We could be building up our natural capital to mitigate and eventually reverse the climate crisis by optimizing these ecosystem services with regenerative land management on all surfaces, from farms to forests, and even in cities and degraded industrial areas. So why are we not?
We are locked in a human ecosystem which is intricately woven to keep functioning under the status quo. Decisions about how land is managed are dictated by private owners, market forces, and government policies. Public opinion influences these forces but is often bound by ignorance or apathy.
Community-rooted changes
I would argue that, more than ever, our society is desperately in need of disruptive social innovations to create systemic social change. We first need change in public awareness. The best-developed example of such disruptive social innovation is the locavore movement challenging the traditional food system. With community-supported agriculture baskets, farmers’ markets, and other growing forms of distribution networks, this has become an expanding niche of the food system around the world. Small-scale farmers can restore land, earn a reasonable living, and play a role in creating a connected community of citizens in a local economy.

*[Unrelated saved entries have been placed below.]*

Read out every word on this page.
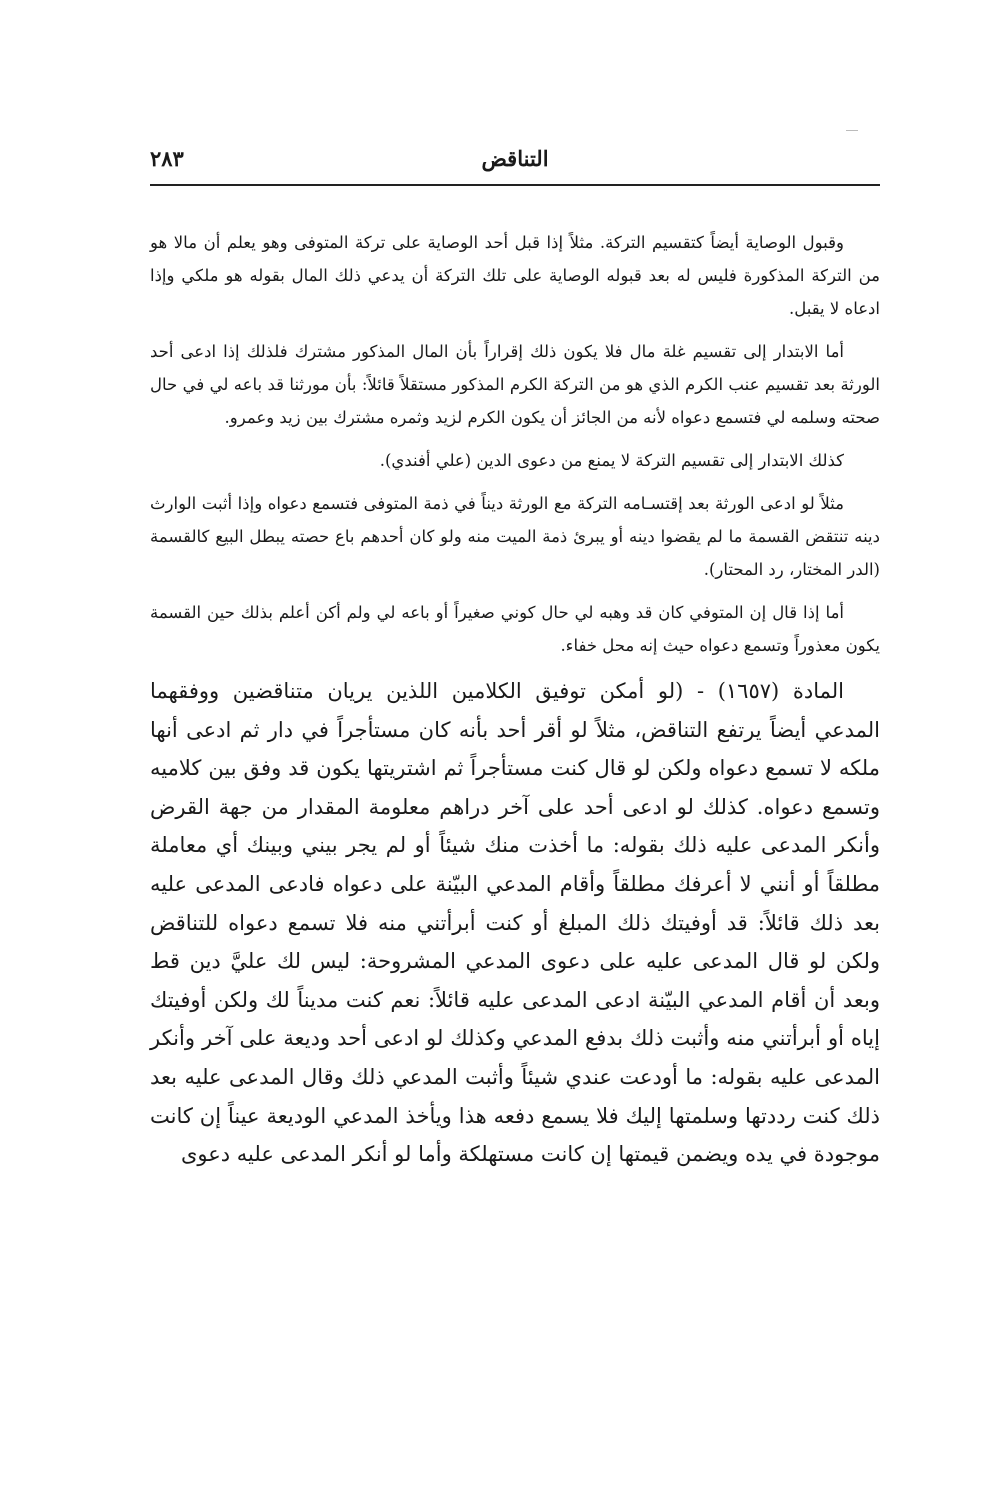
التناقض
٢٨٣

وقبول الوصاية أيضاً كتقسيم التركة. مثلاً إذا قبل أحد الوصاية على تركة المتوفى وهو يعلم أن مالا هو من التركة المذكورة فليس له بعد قبوله الوصاية على تلك التركة أن يدعي ذلك المال بقوله هو ملكي وإذا ادعاه لا يقبل.

أما الابتدار إلى تقسيم غلة مال فلا يكون ذلك إقراراً بأن المال المذكور مشترك فلذلك إذا ادعى أحد الورثة بعد تقسيم عنب الكرم الذي هو من التركة الكرم المذكور مستقلاً قائلاً: بأن مورثنا قد باعه لي في حال صحته وسلمه لي فتسمع دعواه لأنه من الجائز أن يكون الكرم لزيد وثمره مشترك بين زيد وعمرو.

كذلك الابتدار إلى تقسيم التركة لا يمنع من دعوى الدين (علي أفندي).

مثلاً لو ادعى الورثة بعد إقتسـامه التركة مع الورثة ديناً في ذمة المتوفى فتسمع دعواه وإذا أثبت الوارث دينه تنتقض القسمة ما لم يقضوا دينه أو يبرئ ذمة الميت منه ولو كان أحدهم باع حصته يبطل البيع كالقسمة (الدر المختار، رد المحتار).

أما إذا قال إن المتوفي كان قد وهبه لي حال كوني صغيراً أو باعه لي ولم أكن أعلم بذلك حين القسمة يكون معذوراً وتسمع دعواه حيث إنه محل خفاء.

المادة (١٦٥٧) - (لو أمكن توفيق الكلامين اللذين يريان متناقضين ووفقهما المدعي أيضاً يرتفع التناقض، مثلاً لو أقر أحد بأنه كان مستأجراً في دار ثم ادعى أنها ملكه لا تسمع دعواه ولكن لو قال كنت مستأجراً ثم اشتريتها يكون قد وفق بين كلاميه وتسمع دعواه. كذلك لو ادعى أحد على آخر دراهم معلومة المقدار من جهة القرض وأنكر المدعى عليه ذلك بقوله: ما أخذت منك شيئاً أو لم يجر بيني وبينك أي معاملة مطلقاً أو أنني لا أعرفك مطلقاً وأقام المدعي البيّنة على دعواه فادعى المدعى عليه بعد ذلك قائلاً: قد أوفيتك ذلك المبلغ أو كنت أبرأتني منه فلا تسمع دعواه للتناقض ولكن لو قال المدعى عليه على دعوى المدعي المشروحة: ليس لك عليَّ دين قط وبعد أن أقام المدعي البيّنة ادعى المدعى عليه قائلاً: نعم كنت مديناً لك ولكن أوفيتك إياه أو أبرأتني منه وأثبت ذلك بدفع المدعي وكذلك لو ادعى أحد وديعة على آخر وأنكر المدعى عليه بقوله: ما أودعت عندي شيئاً وأثبت المدعي ذلك وقال المدعى عليه بعد ذلك كنت رددتها وسلمتها إليك فلا يسمع دفعه هذا ويأخذ المدعي الوديعة عيناً إن كانت موجودة في يده ويضمن قيمتها إن كانت مستهلكة وأما لو أنكر المدعى عليه دعوى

But we must also assign value to and drive financial and policy resources to pay for ecosystem services, rather than rely on the goodwill of individuals alone. We need to create markets to support those who are building ecosystem services which benefit the earth and all of its inhabitants. The developing carbon market is starting to incentivize regenerative land management practices, and is extending to include credit for soil carbon in California and Alberta.
These initiatives also draw communities together and help their members to have conversations about common values, to build connections and a sense of meaning and shared purpose. The overwhelming challenge is to work within the constraints of the current accounting system while building an alternative which fundamentally values life above all else.
Ananda Fitzsimmons is co-founder of Art of Regeneration and President of the Board of Directors of Regeneration Canada.